As his then mentor Anna Hazare’s anti-corruption movement galvanised the youth, Kejriwal emerged as its chief strategist. In the sweltering heat of Ramlila Maidan, he transformed the arcane Jan Lokpal Bill into compelling street rhetoric. And when he announced a nascent political party named after the “aam aadmi” in November 2012 at the historic Jantar Mantar, it marked the commoner’s metamorphosis from activist to politician.

Less than a year later, the infant party was racing to take the establishment heavyweights – the Bharatiya Janata Party and the Congress. It emerged from the melee of the poll season with an astonishing 28 seats, The commoner had gripped the pulse of the Capital. A new political era had begun.

That was in 2013. Twelve years later, on Saturday, that story came full circle.

Kejriwal – now shorn of his muffler, ballpoint pen, and once-signature cough – crashed to the worst defeat of his political career. No longer a commoner but one of India’s top leaders and a two-term chief minister, the 56-year-old now faces an existential crisis as his party lost control of the city that acted as his political cradle but which now has banished is party to the opposition benches — he will not even be in assembly — for the next five years.

The story of his rise and stumble is a dizzying saga – from a political neophyte who once sat on dharnas outside government offices and quit after a whirlwind 49-day tenure seemingly on a whim to a wizened political leader who carefully built an aura of good governance and welfare delivery, only to find himself outsmarted by a mix of the lieutenant governor’s intransigence and anti-incumbency.

Worse still, Kejriwal suffered a shock defeat from his pocket borough of New Delhi by 3,925 votes at the hands of BJP leader Parvesh Sahib Singh Verma – a once-unthinkable outcome in a constituency personally nurtured by the leader where he won in 2020 with 61% vote share.

“We have never suffered defeat in the Delhi assembly elections; that is why this defeat, especially the defeat of our top leaders, is something that the party workers will need time to come out of. In the meantime, it has been decided that we will lay low,” said a party leader, asking not to be named.

Despite a battery of people gathered outside, Kejriwal did not step out of his 5, Feroz Shah Road bungalow through the day, only releasing a sombre video message later in the day.

“We accept the mandate of the people with great humility. I congratulate the Bharatiya Janata Party for this victory, and I hope they will fulfil all the promises for which people have voted them,” Kejriwal said in the video.

As news spread that the former CM was trailing from his home turf, a silence enveloped the AAP office near Mandi House in central Delhi. The gates were pulled shut soon after.

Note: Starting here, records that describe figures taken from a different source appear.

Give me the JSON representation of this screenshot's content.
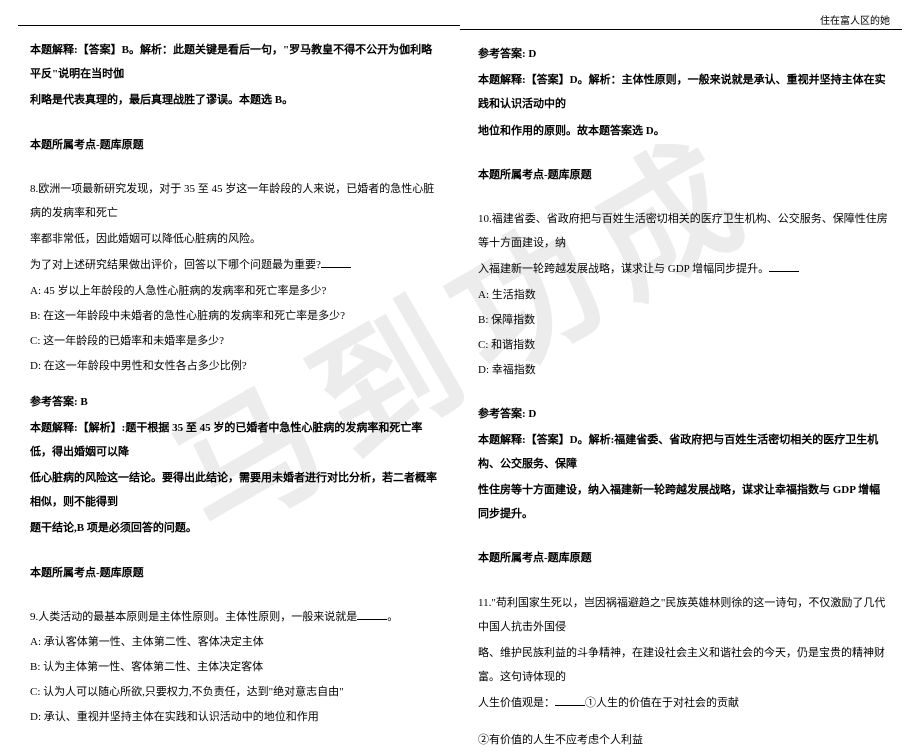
{
  "header": {
    "right_text": "住在富人区的她"
  },
  "watermark": "马到功成",
  "left": {
    "block1": {
      "l1": "本题解释:【答案】B。解析：此题关键是看后一句，\"罗马教皇不得不公开为伽利略平反\"说明在当时伽",
      "l2": "利略是代表真理的，最后真理战胜了谬误。本题选 B。"
    },
    "kaodian1": "本题所属考点-题库原题",
    "q8": {
      "stem1": "8.欧洲一项最新研究发现，对于 35 至 45 岁这一年龄段的人来说，已婚者的急性心脏病的发病率和死亡",
      "stem2": "率都非常低，因此婚姻可以降低心脏病的风险。",
      "stem3": "为了对上述研究结果做出评价，回答以下哪个问题最为重要?",
      "A": "A: 45 岁以上年龄段的人急性心脏病的发病率和死亡率是多少?",
      "B": "B: 在这一年龄段中未婚者的急性心脏病的发病率和死亡率是多少?",
      "C": "C: 这一年龄段的已婚率和未婚率是多少?",
      "D": "D: 在这一年龄段中男性和女性各占多少比例?",
      "ans": "参考答案: B",
      "exp1": "本题解释:【解析】:题干根据 35 至 45 岁的已婚者中急性心脏病的发病率和死亡率低，得出婚姻可以降",
      "exp2": "低心脏病的风险这一结论。要得出此结论，需要用未婚者进行对比分析，若二者概率相似，则不能得到",
      "exp3": "题干结论,B 项是必须回答的问题。"
    },
    "kaodian2": "本题所属考点-题库原题",
    "q9": {
      "stem": "9.人类活动的最基本原则是主体性原则。主体性原则，一般来说就是",
      "A": "A: 承认客体第一性、主体第二性、客体决定主体",
      "B": "B: 认为主体第一性、客体第二性、主体决定客体",
      "C": "C: 认为人可以随心所欲,只要权力,不负责任，达到\"绝对意志自由\"",
      "D": "D: 承认、重视并坚持主体在实践和认识活动中的地位和作用"
    }
  },
  "right": {
    "ans9": "参考答案: D",
    "exp9_1": "本题解释:【答案】D。解析：主体性原则，一般来说就是承认、重视并坚持主体在实践和认识活动中的",
    "exp9_2": "地位和作用的原则。故本题答案选 D。",
    "kaodian3": "本题所属考点-题库原题",
    "q10": {
      "stem1": "10.福建省委、省政府把与百姓生活密切相关的医疗卫生机构、公交服务、保障性住房等十方面建设，纳",
      "stem2": "入福建新一轮跨越发展战略，谋求让与 GDP 增幅同步提升。",
      "A": "A: 生活指数",
      "B": "B: 保障指数",
      "C": "C: 和谐指数",
      "D": "D: 幸福指数",
      "ans": "参考答案: D",
      "exp1": "本题解释:【答案】D。解析:福建省委、省政府把与百姓生活密切相关的医疗卫生机构、公交服务、保障",
      "exp2": "性住房等十方面建设，纳入福建新一轮跨越发展战略，谋求让幸福指数与 GDP 增幅同步提升。"
    },
    "kaodian4": "本题所属考点-题库原题",
    "q11": {
      "stem1": "11.\"苟利国家生死以，岂因祸福避趋之\"民族英雄林则徐的这一诗句，不仅激励了几代中国人抗击外国侵",
      "stem2": "略、维护民族利益的斗争精神，在建设社会主义和谐社会的今天，仍是宝贵的精神财富。这句诗体现的",
      "stem3_pre": "人生价值观是：",
      "stem3_post": "①人生的价值在于对社会的贡献",
      "opt2": "②有价值的人生不应考虑个人利益"
    }
  }
}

“We are not in politics for power, we look at politics as a way to serve people… We will continue that work. I want to congratulate all workers of the AAP. They fought well, they worked very hard, and they dealt with a lot this election, Kejriwal further said.

The defeat marks the beginning of a new phase in the leader’s career, one that will need him to reinvent his political style.

First, when he became a leader of the India Against Corruption (IAC) movement, he was an angry disruptor. Then, when he set up a political party, became chief minister in 2013, went on dharna, contested against Prime Minister Narendra Modi in Varanasi in 2014, and attempted to expand the party nationally, he was seen as a man in a hurry, an inexperienced politician whose ambitions far outstripped his party’s base and experience. But in his third phase, he hunkered down, and won Delhi in 2015 and 2020, confronting the Centre on governance issues, expanding in and winning Punjab, and evolving as an administrator.

The fourth phase came over the last couple of years as he battled an avalanche of corruption allegations – from those related to the now-scrapped liquor policy to charges of exorbitant renovations at the chief minister’s residence.

Now, he faces a new test – as the leader of a party that’s been booted out of Delhi and is coming up for re-election in Punjab, but also one that has a substantial presence in Parliament and a significant voice in the Indian National Developmental Inclusive Alliance (INDIA). He’ll have to hold the party together and battle a barrage of legal cases. The aspects of his career that held him in good stead – a middle-class background, a professional career, a stellar social service career and little ideological baggage – now appear diminished in front of the BJP’s juggernaut.

His actions over the next few months will shape this new phase in his career.